Take some dry patches, and using a permanent marker, make a mark on one side of the patch from the center to the edge. Let it dry good, and lube em up. (I use red as its easy to distinguish from fouling marks on the patch).

When you load them, load the mark to a certain point, like load the mark to the top, mark to the bottom, etc etc etc.

Shoot em, and take a look. This could help you determine what land/groove is creating your problem, if the cut comes from the same side everytime. If its random, I dont think that cutting is the problem as the new barrels out there today are usually made really well with no burrs and such down there.

How many rounds have the rifles had through them? I had one rifle that was cutting patches very bad with a tight patch/ball combo. But after 100 rounds or so the barrel was lapped out enough that the problem went away.


----------



## Sabotloader (Mar 3, 2009)

*barebackjack*



> How many rounds have the rifles had through them? I had one rifle that was cutting patches very bad with a tight patch/ball combo. But after 100 rounds or so the barrel was lapped out enough that the problem went away.


Both of these barrela are very old but in excellent condition - they have had hundres of full bore Bull Shops shot through them as well as sabots.

When you clean them or patch they feel very smooth and when you drop a light in them they are like it is like a mirror in there.

They both have been shot with real BP for along time, with conicals. Now the only powder I shoot is T7 or BH. I do not shoot any of the Pyro's - that is awful stuff - if you are going to shoot that corrosive stuff might as well shoot real BP.


----------



## rogerw (Jan 7, 2008)

Could the thicker patching material just be old and maybe thread-weakened? I admit this might not be probable, but.......
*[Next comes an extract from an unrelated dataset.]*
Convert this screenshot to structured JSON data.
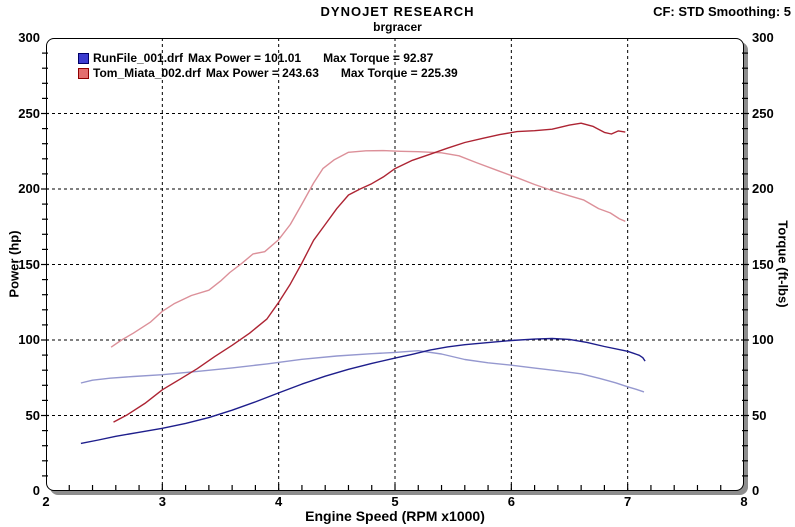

I don't buy gun-store patching material, but rather get it at the ladies fabric stores.....

#40 drill cloth or the heavier pillow ticking with the familiar weave.....much cheaper to buy by the yard, wash to remove the sizing chemical, and then use. And by doing so, I think I am getting material that is not 30yrs old in someone's inventory.

YHS,
rogerw


----------



## Plainsman (Jul 30, 2003)

The absensce of burn marks makes it look like cutting to me also. Like Roger I use pillow ticking I buy at the fabric store. Back in the 1970's I bought a nice little patch cutter from Dixie Gun works. I cut and lube about 100 at a time. If I am not in a rush it's fun to do it the old way and carry a strip and cut it after you have started your ball.

I had one rifle that I used sabots in and it's eight years old. It cuts patches. I lapped it with Semichrome polish and it's fine now. The other thing I would ask is what is your twist. Most people who shoot sabots or full bore conicals shoot 1--48 or faster twist. I find that faster twist often tear patches to shreads with loads above 50 gr powder. I am guessing that the fast twist is putting more stress on the patch.


----------



## Osprey (Jul 6, 2004)

My first question is rate of twist also as far as accuracy?

The easiest way to figure out if it's you or the gun is to shoot off a bench rest at a target and compare the two results. The open sights may have you thinking too much and peeking at the shot.

If you are shooting primitive matches at Rondy you may not want globe and peep sights on both guns, I think some of the matches are open sights only.

If it does turn out to be cutting patches, here's what I do on new barrels as I build guns. They'll all have some burs, and even an old barrel may pick up a nick or rust patch. Wrap some 0000 steel wool tightly around a cleaning jag and run it up and down the barrel about 100 times, ready to roll.


----------